What if you could be vaccinated against all types of the flu forever?
Researchers are stepping up the search for a vaccine that would provide immunity to all strains of the influenza virus. Current vaccines only target the parts of a virus that vary from strain to strain, and must be updated every year.
The current vaccines are effective, reducing the number of hospitalizations as a result of flu infections each year. But they don’t guarantee that a vaccinated person won’t get the flu. That has made flu vaccines a tough sell for public health officials. Roughly 60 percent of people in the United States are expected to get a flu shot this year.
So Why No Universal Vaccine?
Research funded by the National Institutes of Health, published today in the journal Science Translational Medicine, explains why researchers haven’t yet been able to develop a broad-spectrum vaccine that would throttle most strains of influenza.
The parts of a given flu strain’s viral structure that it shares with nearly all other strains lie on the stalk of the virus. A universal vaccine would have to stimulate an immune system attack on that area. But these targets, or epitopes, are especially good at avoiding an attack. They’re hard to reach and are only susceptible to a rare type of antibody, according to the paper. The immune system also weeds out the cells that make those antibodies because they tend to attack a wider range of perceived threats, making them more likely to accidentally attack healthy tissues.

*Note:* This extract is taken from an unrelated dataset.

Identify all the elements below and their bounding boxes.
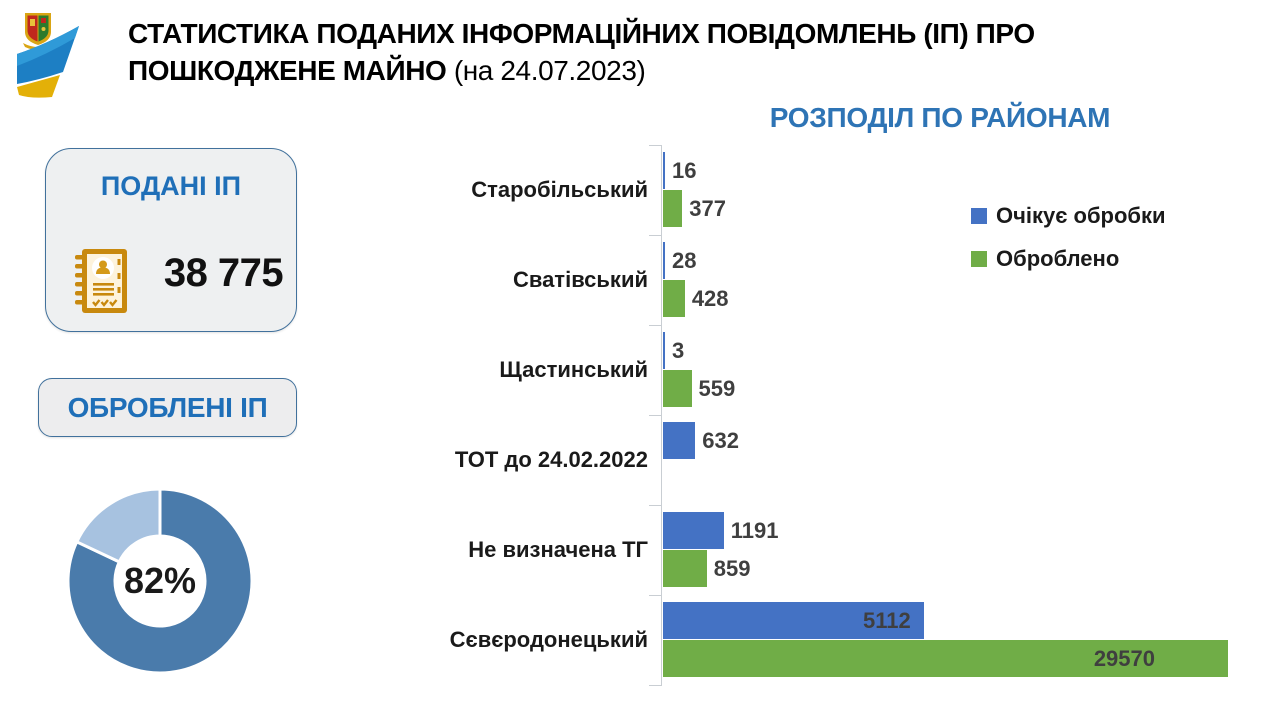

“There’s the head approach and the stem approach, and both have advantages,” said Ted M. Ross, Ph.D., an infectious disease expert at the University of Georgia who is researching better “head” vaccines.
But scientists aren’t ready to throw in the towel on a vaccine targeting the stalk.
“What we’re trying to explain is how to overcome this. You need to know why these epitopes aren’t targeted first in order to design vaccines that will target them,” said study author Patrick Wilson, Ph.D., an associate professor in the department of medicine at the University of Chicago.
Learning From a Pandemic
Efforts to boost immunity to targets on the stalk of the flu virus gained urgency after the 2009 H1N1 “swine flu” pandemic.
The 2009 strain was very different from those that had come before. To attack it, human immune systems dug deep to find a bit of the virus that they’d seen before. They unleashed antibodies that went after those familiar targets on the virus’ stalk.
The response, though unusual, seemed to be quite effective: The new strain was nearly eradicated. It’s not clear that the specifics of the human immune response can take credit for its destruction, but the event certainly got researchers’ attention.
The question now is, can we trigger equally effective responses with a vaccine?
Perhaps. But the new study shows that the body attacks broad targets only the first time it sees a new virus. After that, it goes back to a narrower defense.
That means that a person who has been exposed to more variants of the flu virus — including the bits of inactive virus that come in a flu shot — is less likely to mount a broad attack on the latest strain of virus.
That’s the study’s most startling finding. The more an individual has had the flu, the less effective a broad-spectrum vaccine may be.
“So even if we came up with a good stalk vaccine it may not work in humans,” Ross said. “It’s different if you talk about children, who don’t have a lot of immune memory, if you started them off with stalk antibodies.”
But because a universal vaccine would bring enormous benefits, scientists want to keep trying to overcoming the hurdles laid out in the new paper.
“I think that a designed vaccine that would target these epitomes in a dominant way could overcome these issues,” Wilson said.
Early work developing vaccines that would target a broader spectrum of viruses is already under way.
“That’s kind of where we’re at, “Wilson said. “They’re doing what needs to be done.”